Günlerdir her gece bıraktığı çayhane köşesinde öyle öksüz duruyor.
Sahibi gibi yorgun bir sandık.
Yorulur mu bir boyacı sandığı?
Evet, boya sandığı Meheme’ninse yorulur.
Hem de ne biçim…
Çünkü Meheme, yorgun, hasta ve çaresiz.
İçinde fırça, boyaları günlerdir sahibini bekliyor boya sandığı.
Çünkü Meheme bir haftadır işe çıkmıyor.
Boyacı Meheme bu ara çok hasta.
Yoğun bakımdan çıktı ama ameliyat olması gerekiyor.
Beş sene vardır kendisi ile tanışıklığımız.
Yazı konusu çektiğimde hızır gibi karşıma çıkıyordu.
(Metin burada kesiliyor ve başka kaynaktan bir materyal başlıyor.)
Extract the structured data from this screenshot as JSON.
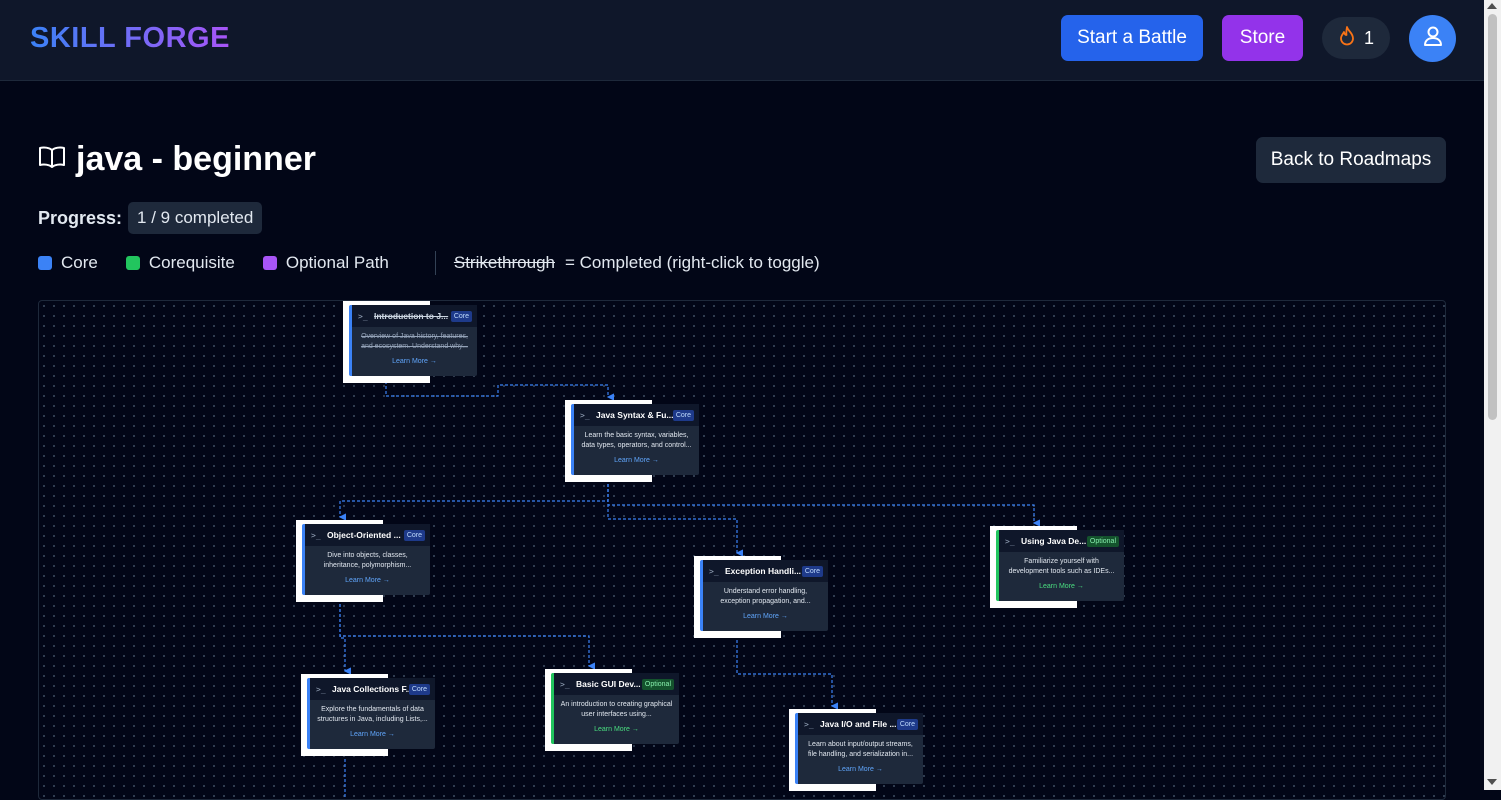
{
  "header": {
    "logo": "SKILL FORGE",
    "battle_label": "Start a Battle",
    "store_label": "Store",
    "streak_count": "1",
    "streak_icon": "flame-icon",
    "avatar_icon": "user-icon"
  },
  "page": {
    "title": "java - beginner",
    "title_icon": "book-open-icon",
    "back_label": "Back to Roadmaps",
    "progress_label": "Progress:",
    "progress_value": "1 / 9 completed"
  },
  "legend": {
    "core": "Core",
    "corequisite": "Corequisite",
    "optional": "Optional Path",
    "strike_word": "Strikethrough",
    "strike_desc": "= Completed (right-click to toggle)",
    "colors": {
      "core": "#3b82f6",
      "corequisite": "#22c55e",
      "optional": "#a855f7"
    }
  },
  "nodes": [
    {
      "title": "Introduction to J...",
      "tag": "Core",
      "desc": "Overview of Java history, features, and ecosystem. Understand why...",
      "link": "Learn More →",
      "completed": true
    },
    {
      "title": "Java Syntax & Fu...",
      "tag": "Core",
      "desc": "Learn the basic syntax, variables, data types, operators, and control...",
      "link": "Learn More →",
      "completed": false
    },
    {
      "title": "Object-Oriented ...",
      "tag": "Core",
      "desc": "Dive into objects, classes, inheritance, polymorphism...",
      "link": "Learn More →",
      "completed": false
    },
    {
      "title": "Exception Handli...",
      "tag": "Core",
      "desc": "Understand error handling, exception propagation, and...",
      "link": "Learn More →",
      "completed": false
    },
    {
      "title": "Using Java De...",
      "tag": "Optional",
      "desc": "Familiarize yourself with development tools such as IDEs...",
      "link": "Learn More →",
      "completed": false
    },
    {
      "title": "Java Collections F...",
      "tag": "Core",
      "desc": "Explore the fundamentals of data structures in Java, including Lists,...",
      "link": "Learn More →",
      "completed": false
    },
    {
      "title": "Basic GUI Dev...",
      "tag": "Optional",
      "desc": "An introduction to creating graphical user interfaces using...",
      "link": "Learn More →",
      "completed": false
    },
    {
      "title": "Java I/O and File ...",
      "tag": "Core",
      "desc": "Learn about input/output streams, file handling, and serialization in...",
      "link": "Learn More →",
      "completed": false
    }
  ]
}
Bugün yazımın konusu, yine boyacı Meheme.
Tanımayan için yine kısa bir bilgi vereyim.
Meheme çok eskiden peronun yanında ayakkabı boyacılığı yapıyordu.
Sonra Diyarbakır Caddesi Nasıroğlu İş Merkezinin önünde ayakkabı boyacılığına başladı.
Hem Türkçesi hem Kürtçesi Diyarbakır lehçesiydi.
Diyarbakır’dan Batman’a göç etmiş ailesi.
Kendisi sara hastası ve işitme engelliydi.
Eşi ise yarı felç ve tekerlekli sandalyeye mahkumdu.
Yaşamında çok zorluklar çektiği, her halinden belliydi.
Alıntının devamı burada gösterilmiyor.